College officials approved a measure Monday that will put the referendum on the general election ballot for voters in 11 western Wisconsin counties to consider. The extra money would be a key part of the college’s strategic plan to add students, become more efficient and improve the pathway between classroom and workplace, Western President Lee Rasch said.

“How do we serve more people when we don’t have operating dollars?” Rasch said. “This is our overall strategy.”

The referendum would allow Western to issue bonds for more funding, even as the college loses money to tightened state budgets. Western eliminated jobs and programs last year to compensate for about $2.3 million in state budget  cuts.

“The reality is the funding isn’t falling there,” Rasch said.

Here’s how the referendum would work:

If passed on the Nov. 6 ballot, property owners would see a tax increase — $3.25 monthly for a $100,000 home, or $39 a year.

Money from bonds would help foot the bill for six building projects, including an addition and remodeling of the technology center and renovations of the Coleman and Kumm centers. A new parking ramp also would be funded by the referendum, along with a greenhouse and an expanded space for the college’s diesel training program.

Construction would start in June 2013, officials say.

Adding two floors to Western’s technology building would make the structure a flagship for the college, Rasch said. The project’s $32.6 million price tag would pay for an energy-efficient facility with learning spaces that mimic the workplace. The new building would be large enough to house technology classes under one roof.

The $26.5 million remodeling of Coleman would give the outdated building newer classrooms for general instruction, Rasch said. Coleman was built in 1923 and last remodeled in 1971. The new Coleman would be safer and more energy-efficient, officials say.

While the ground level of Kumm has an updated kitchen and dining area, the upper floors would be renovated with $10.1 million for health and science classes.

“The buildings are old and the ways of education are changing,” Sally Lister, a Western board member who voted in favor of the referendum. “We’ll be able to make better use of the space that we have.”

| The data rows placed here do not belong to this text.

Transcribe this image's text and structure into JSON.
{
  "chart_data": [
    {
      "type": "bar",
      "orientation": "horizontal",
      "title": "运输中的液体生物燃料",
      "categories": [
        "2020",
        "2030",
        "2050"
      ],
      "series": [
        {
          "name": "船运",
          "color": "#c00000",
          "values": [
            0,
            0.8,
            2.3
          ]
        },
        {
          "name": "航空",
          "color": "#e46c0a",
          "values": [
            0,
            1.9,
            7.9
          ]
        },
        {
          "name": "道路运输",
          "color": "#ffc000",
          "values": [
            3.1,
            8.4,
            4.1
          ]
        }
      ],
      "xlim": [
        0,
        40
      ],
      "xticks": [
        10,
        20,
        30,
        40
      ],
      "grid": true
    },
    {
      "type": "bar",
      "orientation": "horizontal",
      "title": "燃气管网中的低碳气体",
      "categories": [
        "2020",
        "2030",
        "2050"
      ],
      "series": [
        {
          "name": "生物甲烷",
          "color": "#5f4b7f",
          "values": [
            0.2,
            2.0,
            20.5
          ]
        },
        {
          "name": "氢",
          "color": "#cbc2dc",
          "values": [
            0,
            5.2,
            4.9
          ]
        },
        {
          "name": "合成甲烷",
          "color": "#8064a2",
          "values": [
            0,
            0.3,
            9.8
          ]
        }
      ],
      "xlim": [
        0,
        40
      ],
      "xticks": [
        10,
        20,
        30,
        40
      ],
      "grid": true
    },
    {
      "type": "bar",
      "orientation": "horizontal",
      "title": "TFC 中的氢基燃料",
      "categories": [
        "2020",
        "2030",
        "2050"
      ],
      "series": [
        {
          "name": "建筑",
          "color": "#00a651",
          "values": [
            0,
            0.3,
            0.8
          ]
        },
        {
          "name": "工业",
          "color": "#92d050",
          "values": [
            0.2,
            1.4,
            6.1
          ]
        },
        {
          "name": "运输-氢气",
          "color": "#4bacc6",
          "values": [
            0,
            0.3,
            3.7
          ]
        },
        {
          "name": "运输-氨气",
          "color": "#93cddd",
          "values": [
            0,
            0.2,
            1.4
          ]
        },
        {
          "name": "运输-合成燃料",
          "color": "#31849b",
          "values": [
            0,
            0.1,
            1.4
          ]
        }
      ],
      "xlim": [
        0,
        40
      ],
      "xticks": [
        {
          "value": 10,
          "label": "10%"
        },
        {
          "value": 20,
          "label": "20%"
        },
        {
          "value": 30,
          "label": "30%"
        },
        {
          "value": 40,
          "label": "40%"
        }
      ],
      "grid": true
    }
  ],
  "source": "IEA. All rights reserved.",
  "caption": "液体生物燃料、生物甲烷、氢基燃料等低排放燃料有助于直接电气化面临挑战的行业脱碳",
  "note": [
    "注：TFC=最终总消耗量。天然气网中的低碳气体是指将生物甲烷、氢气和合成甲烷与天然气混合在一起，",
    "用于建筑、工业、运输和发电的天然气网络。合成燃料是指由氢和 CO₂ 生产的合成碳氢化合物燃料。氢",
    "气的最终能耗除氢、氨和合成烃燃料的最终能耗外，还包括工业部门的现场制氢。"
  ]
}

Western’s strategic plan calls for more than new buildings. By 2020, officials hope to add 1,000 students, cut energy costs with efficiency projects and make programs more flexible to better meet the skill-training needs of students and employers.

The referendum would allow Western to grow in the face of budget cuts, officials say.

“This is the only way we can upgrade buildings on campus,” Lister said.

Rasch said the referendum could have a significant impact on the local economy as Western improves its ability to train a contemporary workforce.

“We’re not suggesting to wait for someone else to solve this,” he said. “We can do this on our own.”

Western officials will still follow the strategic plan if voters nix the referendum, but it will be hard to do with no projected increases in state funding, Rasch said.

“Then we just have a much steeper hill to climb,” Rasch said. “We realize that what we’re really asking for is the voter support on the facilities, but we’re asking them to consider it in light of the total plan.”